“Le rocher urbain ne tourne
pas le dos à Clichy bien au contraire
il lui offre l’une de ses façades spectaculaires.”

Une nouvelle centralité

L’installation du TGI sur son nouveau site entraine la création d’une nouvelle centralité en périphérie de Paris. Le déplacement d’un programme historiquement implanté au cœur même du tissu urbain parisien vers un autre site suppose une modification en profondeur des alentours. Ce fragment de ville devra être cousu dans le tissu urbain existant, qui s’étend de Paris à Clichy. La continuité urbaine entre Paris et Clichy est interrompue avant tout par le tissu diffus qui s’étend entre les maréchaux et le périphérique plus que par les voies elles-mêmes.

Coudre Paris et sa banlieue doit passer par l’urbanisation continue de l’ancienne zone de l’enceinte de Thiers. Nous avons conçu le Rocher urbain dans cet objectif. Il s’agit de faire vivre le linéaire sur l’avenue de la porte de Clichy, accompagner les piétons par une offre de commerces et d’animation, assurer l’attractivité tout au long de la journée et de la semaine en mélangeant les fonctions.

Paris au-delà du périph

La façade urbaine de l’avenue de la porte de Clichy créera une continuité cohérente depuis les maréchaux jusqu’à Clichy, interrompue que temporairement par le passage sous le viaduc du périphérique.

L’analyse du site et de son contexte nous a questionnés sur la programmation même du Lot N2. La réponse ne semblait passer par une programmation exclusivement tertiaire.

La rupture engendrée par le périphérique ne peut être estompée si nous continuons à installer des bâtiments de jour. La vie doit continuer au-deçà et au-delà du périphérique. Les nuisances engendrées par le périphérique et l’avenue de la porte de Clichy étaient notre défi.

Notre réponse est un fragment de ville et de vie fédéré autour d’une programmation sportive singulière.

Du neuf pour du neuf ?

Cet appel à projet a été également l’occasion pour notre équipe d’appréhender un projet différemment et de réinventer notre manière de faire.
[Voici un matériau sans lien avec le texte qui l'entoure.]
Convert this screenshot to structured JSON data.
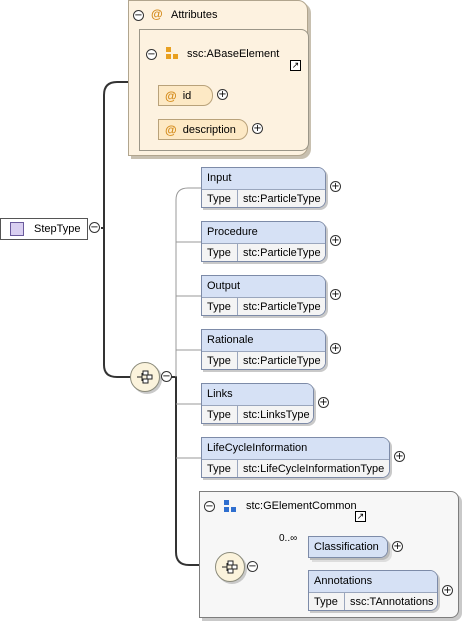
{
  "root": {
    "name": "StepType"
  },
  "attributes": {
    "header": "Attributes",
    "group_name": "ssc:ABaseElement",
    "items": [
      {
        "name": "id"
      },
      {
        "name": "description"
      }
    ]
  },
  "sequence": {
    "elements": [
      {
        "name": "Input",
        "type_label": "Type",
        "type": "stc:ParticleType"
      },
      {
        "name": "Procedure",
        "type_label": "Type",
        "type": "stc:ParticleType"
      },
      {
        "name": "Output",
        "type_label": "Type",
        "type": "stc:ParticleType"
      },
      {
        "name": "Rationale",
        "type_label": "Type",
        "type": "stc:ParticleType"
      },
      {
        "name": "Links",
        "type_label": "Type",
        "type": "stc:LinksType"
      },
      {
        "name": "LifeCycleInformation",
        "type_label": "Type",
        "type": "stc:LifeCycleInformationType"
      }
    ]
  },
  "group": {
    "name": "stc:GElementCommon",
    "multiplicity": "0..∞",
    "classification": "Classification",
    "annotations": {
      "name": "Annotations",
      "type_label": "Type",
      "type": "ssc:TAnnotations"
    }
  },
  "symbols": {
    "expand": "+",
    "collapse": "−",
    "at": "@"
  },
  "colors": {
    "attr_bg": "#fdf2e0",
    "element_header": "#d6e1f5",
    "root_icon": "#d9cff0",
    "group_icon": "#2f6fcf"
  }
}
Plus qu’une recherche factice d’innovation au nom de l’innovation, du neuf pour du neuf, nous nous sommes posés la question de la manière dont nous souhaitons que notre Ville se développe. Nous avons tenté d’isoler ce que nous y apprécions et ce que lui fait défaut.

Nous avons notamment confronté deux facteurs majeurs devenus presque incompatibles, celui d’une densité nécessaire et le besoin d’espaces extérieurs. S’il est difficile de trouver de nouveaux espaces libres pour les parcs, jardins et espaces de loisirs en plein air au sein de la capitale, il est possible de compenser une partie des activités qui s’y déroulent.

Investir les bâtiments dans toutes ses composantes est l’un des moyens de répondre à cette double équation. Si les toitures nous semblaient être les premières surfaces exploitables, nous avons poussé la réflexion jusqu’à investir les façades.

Une Ville pour Tous

La mixité est certainement le plus grand atout de Paris. Pour créer une synergie positive elle doit être intégrée à toute échelle : celle du quartier, des ensembles bâtis, du bâtiment lui-même. Cette mixité doit intégrer toutes les diversités de la société pour être opérationnelle. Une mixité sociale mais aussi fonctionnelle. Un tissu urbain dense devient fonctionnel par la mixité des programmes. La diversité fonctionnelle à petite échelle réduit les déplacements, permet de faire vivre un espace urbain tout la journée et la semaine, et contribue à créer la « vie » urbaine.

Le rocher expérimentera une programmation mixte répondant aux besoins de la ville et de la vie. On y habite, on y travaille, on s’y divertit, on s’y rencontre et on y réapprend le partage. Aujourd’hui, la mixité devient nécessaire pour répondre aux mutations sociales et à la densité des villes pour un développement urbain durable. Elle offre un gain de temps aux différents usagers par la proximité des commerces et services et tisse les liens sociaux entre eux en favorisant l’échange, le brassage et le partage au sein d’un même bâtiment.